Support from the business community, school districts, community-based organizations, and other non-traditional partners is critical to reducing deaths and health costs due to heart attacks, strokes, cancer, diabetes and other serious health problems.

Awardees will conduct activities in one or more areas that contribute to the overall goals of the CTG program and help achieve positive changes in one or more of the following outcome measures: weight, proper nutrition, physical activity, tobacco use and social and emotional well-being.

The Community Transformation Grants are one piece of a broader effort by the Obama Administration to address the health and wellbeing of U.S. communities through initiatives such as the President’s Childhood Obesity Task Force, the First Lady’s Let’s Move! campaign, the National Prevention Strategy, the National Quality Strategy, and HHS’ Million Hearts™ initiative. The Prevention and Public Health Fund, as part of the Affordable Care Act, is supporting the CTG program and other initiatives designed to expand and sustain the necessary capacity to prevent chronic diseases, detect them early, manage conditions before they become severe and provide states and communities the resources they need to promote healthy living.

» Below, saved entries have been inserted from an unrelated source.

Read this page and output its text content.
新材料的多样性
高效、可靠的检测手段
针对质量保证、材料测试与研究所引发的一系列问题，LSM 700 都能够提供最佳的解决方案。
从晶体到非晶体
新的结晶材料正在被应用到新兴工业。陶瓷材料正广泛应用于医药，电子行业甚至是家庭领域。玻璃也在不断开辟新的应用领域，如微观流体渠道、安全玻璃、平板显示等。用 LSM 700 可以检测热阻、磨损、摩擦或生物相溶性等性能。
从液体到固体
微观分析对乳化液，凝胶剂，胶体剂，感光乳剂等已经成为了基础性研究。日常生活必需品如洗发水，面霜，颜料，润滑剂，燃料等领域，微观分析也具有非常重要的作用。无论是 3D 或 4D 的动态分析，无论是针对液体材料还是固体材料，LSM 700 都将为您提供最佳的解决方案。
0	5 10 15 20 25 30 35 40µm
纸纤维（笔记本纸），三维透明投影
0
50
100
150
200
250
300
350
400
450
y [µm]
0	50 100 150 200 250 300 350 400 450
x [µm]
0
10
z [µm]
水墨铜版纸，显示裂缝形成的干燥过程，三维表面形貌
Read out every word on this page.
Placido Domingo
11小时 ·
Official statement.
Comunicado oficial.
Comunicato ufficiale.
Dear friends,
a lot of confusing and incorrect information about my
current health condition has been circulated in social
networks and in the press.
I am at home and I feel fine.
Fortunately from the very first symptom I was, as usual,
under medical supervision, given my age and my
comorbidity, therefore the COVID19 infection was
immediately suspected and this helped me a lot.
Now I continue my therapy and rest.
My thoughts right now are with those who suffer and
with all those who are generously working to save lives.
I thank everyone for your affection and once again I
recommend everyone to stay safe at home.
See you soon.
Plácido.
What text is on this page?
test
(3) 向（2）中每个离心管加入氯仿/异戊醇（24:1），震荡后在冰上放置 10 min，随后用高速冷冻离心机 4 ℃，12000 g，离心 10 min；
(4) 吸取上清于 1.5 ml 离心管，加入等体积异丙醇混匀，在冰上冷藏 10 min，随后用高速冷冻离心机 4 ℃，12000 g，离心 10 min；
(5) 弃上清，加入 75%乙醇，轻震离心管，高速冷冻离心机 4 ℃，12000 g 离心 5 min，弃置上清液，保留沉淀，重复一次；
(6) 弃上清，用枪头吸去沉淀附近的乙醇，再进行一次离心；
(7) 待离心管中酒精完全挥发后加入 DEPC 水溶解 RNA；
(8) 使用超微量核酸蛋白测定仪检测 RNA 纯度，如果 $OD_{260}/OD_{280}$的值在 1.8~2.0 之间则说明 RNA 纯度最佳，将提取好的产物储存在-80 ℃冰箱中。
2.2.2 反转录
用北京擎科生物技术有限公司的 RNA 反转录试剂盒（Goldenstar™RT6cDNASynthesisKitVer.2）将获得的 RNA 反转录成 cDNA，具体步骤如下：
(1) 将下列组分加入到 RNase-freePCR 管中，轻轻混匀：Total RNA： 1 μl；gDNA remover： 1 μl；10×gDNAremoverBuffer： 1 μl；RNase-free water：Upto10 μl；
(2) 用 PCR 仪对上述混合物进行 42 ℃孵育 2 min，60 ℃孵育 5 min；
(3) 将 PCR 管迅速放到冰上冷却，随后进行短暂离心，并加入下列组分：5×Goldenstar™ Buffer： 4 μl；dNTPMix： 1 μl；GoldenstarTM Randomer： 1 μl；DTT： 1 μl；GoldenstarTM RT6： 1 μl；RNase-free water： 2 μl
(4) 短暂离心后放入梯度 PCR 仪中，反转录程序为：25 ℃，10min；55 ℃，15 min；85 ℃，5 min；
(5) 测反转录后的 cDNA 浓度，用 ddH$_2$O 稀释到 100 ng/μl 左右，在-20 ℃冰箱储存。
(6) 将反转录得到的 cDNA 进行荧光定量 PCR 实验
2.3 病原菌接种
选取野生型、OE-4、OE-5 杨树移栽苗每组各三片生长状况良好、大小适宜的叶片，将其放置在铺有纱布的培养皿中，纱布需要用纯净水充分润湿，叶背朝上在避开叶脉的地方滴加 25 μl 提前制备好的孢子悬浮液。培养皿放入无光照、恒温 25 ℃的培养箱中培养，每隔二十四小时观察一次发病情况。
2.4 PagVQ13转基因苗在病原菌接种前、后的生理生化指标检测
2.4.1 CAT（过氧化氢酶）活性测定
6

To learn more about the Community Transformation Grant Program, including a list of all awardees, visit www.cdc.gov/communitytransformation.


About Voices for a Healthy SouthCoast

In March 2009 the South Coast region of Massachusetts was selected to be an ACHIEVE community. The main objective of ACHIEVE (Action Communities for Health, Innovation and EnVironmental changE) is to unite local leaders through CHARTs (Community Health Action Response Teams). Each CHART aims to build healthy communities by specifically focusing on issues such as, physical activity, nutrition, tobacco cessation, obesity, diabetes and cardiovascular disease.

Voices for a Healthy SouthCoast (Voices) is the name of the CHART in the SouthCoast region of Massachusetts. The Voices CHART is made up of local leaders including elected officials, state and local directors of public health organizations, business leaders and leaders of local community organizations like schools, recreation departments and hospitals.

The goal of Voices is to implement strategies that support and sustain healthy lifestyles where people live, work, learn and play.